US inflation — already stuck at a 40-year high of 7.5% — could spike to 10% or higher if Russia invades Ukraine, according to a new analysis.
That’s because oil prices could rise to well over $100 a barrel if Russia — a major oil producer — has its global supply lines interrupted, either by sanctions or by conflict.
Pain at the pump could ripple across the entire US economy, according to the analysis, sending prices sharply higher on everything from gas to groceries.
The study, which was done by consulting firm RSM and reported by CNN, found that a crisis in Eastern Europe would trigger the fastest rate of US inflation since October 1981.
Oil prices alone could rise to $110 or beyond from their current level of just above $90. “We’re talking about a real short-term shock,” Joe Brusuelas, chief economist at RMS, told CNN. “Heating the home and putting gasoline in the car will become more expensive in the immediate aftermath of a Russian invasion,” he said of a possible incursion.
Russia is the world’s second-largest exporter of both oil and natural gas.
Meanwhile, President Biden has vowed that any Russian military incursion into Ukraine would result in “swift and severe” sanctions against Moscow.
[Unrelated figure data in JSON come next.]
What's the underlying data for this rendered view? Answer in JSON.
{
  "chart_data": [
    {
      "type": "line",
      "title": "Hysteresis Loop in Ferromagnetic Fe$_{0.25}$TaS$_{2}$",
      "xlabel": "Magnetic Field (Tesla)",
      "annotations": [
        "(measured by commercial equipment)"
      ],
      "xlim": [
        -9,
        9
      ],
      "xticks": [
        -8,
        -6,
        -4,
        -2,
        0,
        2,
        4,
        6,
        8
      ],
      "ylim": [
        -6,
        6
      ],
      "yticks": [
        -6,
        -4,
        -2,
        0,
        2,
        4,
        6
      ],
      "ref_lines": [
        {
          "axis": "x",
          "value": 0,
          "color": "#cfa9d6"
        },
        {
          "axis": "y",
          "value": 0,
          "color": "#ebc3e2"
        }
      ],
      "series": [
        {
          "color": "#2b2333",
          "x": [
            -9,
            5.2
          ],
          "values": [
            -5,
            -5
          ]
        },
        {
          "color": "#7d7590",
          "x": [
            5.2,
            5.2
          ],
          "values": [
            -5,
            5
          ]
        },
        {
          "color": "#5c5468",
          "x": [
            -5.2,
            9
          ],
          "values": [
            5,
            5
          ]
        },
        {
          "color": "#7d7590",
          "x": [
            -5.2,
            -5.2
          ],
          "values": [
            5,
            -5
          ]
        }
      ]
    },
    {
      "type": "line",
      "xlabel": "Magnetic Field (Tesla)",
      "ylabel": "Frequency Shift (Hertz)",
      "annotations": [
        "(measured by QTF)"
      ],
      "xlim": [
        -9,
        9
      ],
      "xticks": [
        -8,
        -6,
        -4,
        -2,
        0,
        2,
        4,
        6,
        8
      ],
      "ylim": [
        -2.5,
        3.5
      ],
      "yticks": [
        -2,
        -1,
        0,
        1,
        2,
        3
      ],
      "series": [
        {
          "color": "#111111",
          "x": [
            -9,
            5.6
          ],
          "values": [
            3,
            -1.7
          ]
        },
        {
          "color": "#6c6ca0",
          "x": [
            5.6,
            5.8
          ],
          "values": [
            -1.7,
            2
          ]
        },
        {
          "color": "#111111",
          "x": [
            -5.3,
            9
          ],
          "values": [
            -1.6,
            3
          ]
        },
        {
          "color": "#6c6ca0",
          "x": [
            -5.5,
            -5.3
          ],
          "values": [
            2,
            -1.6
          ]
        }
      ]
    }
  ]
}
American and European officials fear that any sanctions against Russian financial institutions would result in retaliation from the Kremlin, including cutting off the supply of oil and natural gas from Russia to Europe — which could crimp supplies and send prices spiraling higher.
Last week, analysts at JPMorgan Chase predicted that a Russia-Ukraine crisis would send oil prices even higher than the RMS analysis predicted — to around $120 per barrel.
Americans are already paying sky-high prices at the pump thanks to record levels of inflation not seen in 40 years. The national average for regular gasoline hit $3.50 a gallon on Tuesday — up from around $2.50 a year ago, according to AAA.
And consumer prices have surged 7.5% from the last year — forcing the average American household to fork over an extra $276 per month, according to a study by Moody’s Analytics.
The latest spike, which outstripped the 7.2% increase predicted by economists, marked the highest annual increase for consumer prices since February 1982, the Labor Department said last week.
Increases in the cost of food, electricity and rent were among the largest contributors to the red-hot rate — though excluding food and gas, the Consumer Price Index rose by 6%.
The inflation rate in the US averaged 3.25% from 1914 until the present year. In 2020, inflation rose by just 1.2%. The previous year, inflation was at 1.8%.
But there were signs that the crisis was being averted — at least for the time being. Russian President Vladimir Putin said Tuesday that he would seek more dialogue with the US and NATO — this after his military pulled back some troops from the region.
As signs of a de-escalation emerged, crude oil retreated to just under $92 per barrel on Tuesday.